Au Québec, les principales espèces responsables de l'amplification du VNO dans le réservoir aviaire sont Culex (Cx) pipiens et Cx restuans. Ces deux espèces ornithophiles sont donc des vecteurs primaires, mais peuvent également agir comme vecteur passerelle puisqu'ils piquent occasionnellement des humains. D'après les données de surveillance entomologique, ces deux espèces représenteraient à elles seules près de 90 % des lots trouvés positifs pour le VNO depuis 2002. En infectant de nombreux oiseaux dans le cycle oiseau-moustique-oiseau, les Culex augmentent également la probabilité, pour les vecteurs passerelles, de transmettre le VNO des oiseaux aux humains. Cx pipiens et Cx restuans sont des espèces très abondantes dans le sud du Québec, notamment dans les régions urbaines où elles se reproduisent dans les puisards et dans les mares d'eau temporaires.

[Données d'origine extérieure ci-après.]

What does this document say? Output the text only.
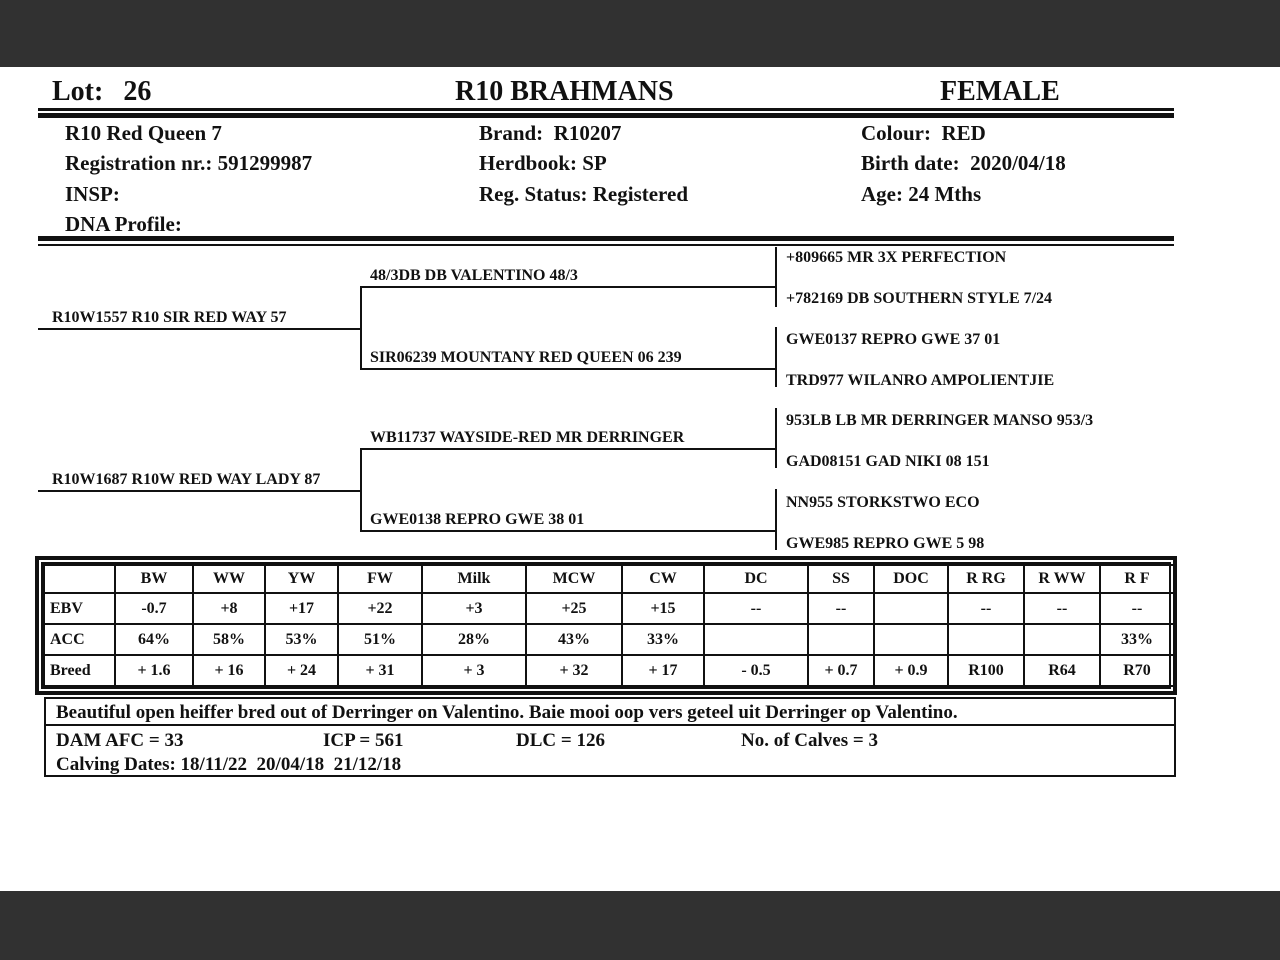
Lot: 26	R10 BRAHMANS	FEMALE
R10 Red Queen 7
Registration nr.: 591299987
INSP:
DNA Profile:
Brand:  R10207
Herdbook: SP
Reg. Status: Registered
Colour:  RED
Birth date:  2020/04/18
Age: 24 Mths
R10W1557 R10 SIR RED WAY 57
R10W1687 R10W RED WAY LADY 87
48/3DB DB VALENTINO 48/3
SIR06239 MOUNTANY RED QUEEN 06 239
WB11737 WAYSIDE-RED MR DERRINGER
GWE0138 REPRO GWE 38 01
+809665 MR 3X PERFECTION
+782169 DB SOUTHERN STYLE 7/24
GWE0137 REPRO GWE 37 01
TRD977 WILANRO AMPOLIENTJIE
953LB LB MR DERRINGER MANSO 953/3
GAD08151 GAD NIKI 08 151
NN955 STORKSTWO ECO
GWE985 REPRO GWE 5 98
	BW	WW	YW	FW	Milk	MCW	CW	DC	SS	DOC	R RG	R WW	R F
EBV	-0.7	+8	+17	+22	+3	+25	+15	--	--		--	--	--
ACC	64%	58%	53%	51%	28%	43%	33%						33%
Breed	+ 1.6	+ 16	+ 24	+ 31	+ 3	+ 32	+ 17	- 0.5	+ 0.7	+ 0.9	R100	R64	R70
Beautiful open heiffer bred out of Derringer on Valentino. Baie mooi oop vers geteel uit Derringer op Valentino.
DAM AFC = 33	ICP = 561	DLC = 126	No. of Calves = 3
Calving Dates: 18/11/22  20/04/18  21/12/18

Après les deux espèces du genre Culex précédemment mentionnées, l'espèce québécoise considérée comme la plus problématique quant à la transmission du VNO aux humains est Aedes (Ae.) vexans. Il s'agit du moustique le plus abondant de la deuxième moitié de la saison VNO dans tout le sud québécois. Bien qu'on considère la compétence vectorielle de cette espèce comme étant relativement peu élevée, sa très grande abondance, son agressivité envers les humains et son importante capacité de dispersion en font un vecteur passerelle préoccupant.

Parmi les autres espèces de moustiques pouvant jouer le rôle de vecteur pour le VNO au Québec, notons Ochlerotatus (Oc.) canadensis, Coquillettidia (Cq.) perturbans et Anopheles (An.) punctipennis. Ces espèces, à l'image d'Ae. vexans, sont des vecteurs passerelles ayant une compétence vectorielle faible et ont déjà été trouvées infectées par le VNO au Québec. La surveillance des moustiques mise en place dans le cadre de la lutte contre le VNO a aussi permis d'identifier pour la première fois à l'intérieur des frontières québécoises des espèces qui pourraient être des vecteurs pour le VNO. C'est le cas d'Oc. japonicus, d'Ae. albopictus, de Cx salinarius et de Cx tarsalis. La situation est particulièrement préoccupante dans le cas d'Oc. japonicus et de Cx tarsalis. La première espèce est considérée comme un vecteur passerelle ayant une forte capacité à transmettre le VNO. Elle a récemment été introduite en Amérique du Nord et, à l'image du VNO, elle est en expansion depuis. En 2005, un premier lot positif pour le VNO appartenant à cette espèce a été identifié au Québec. Pour ce qui est de Cx tarsalis, il s'agit d'un des principaux vecteurs primaires du VNO aux États-Unis.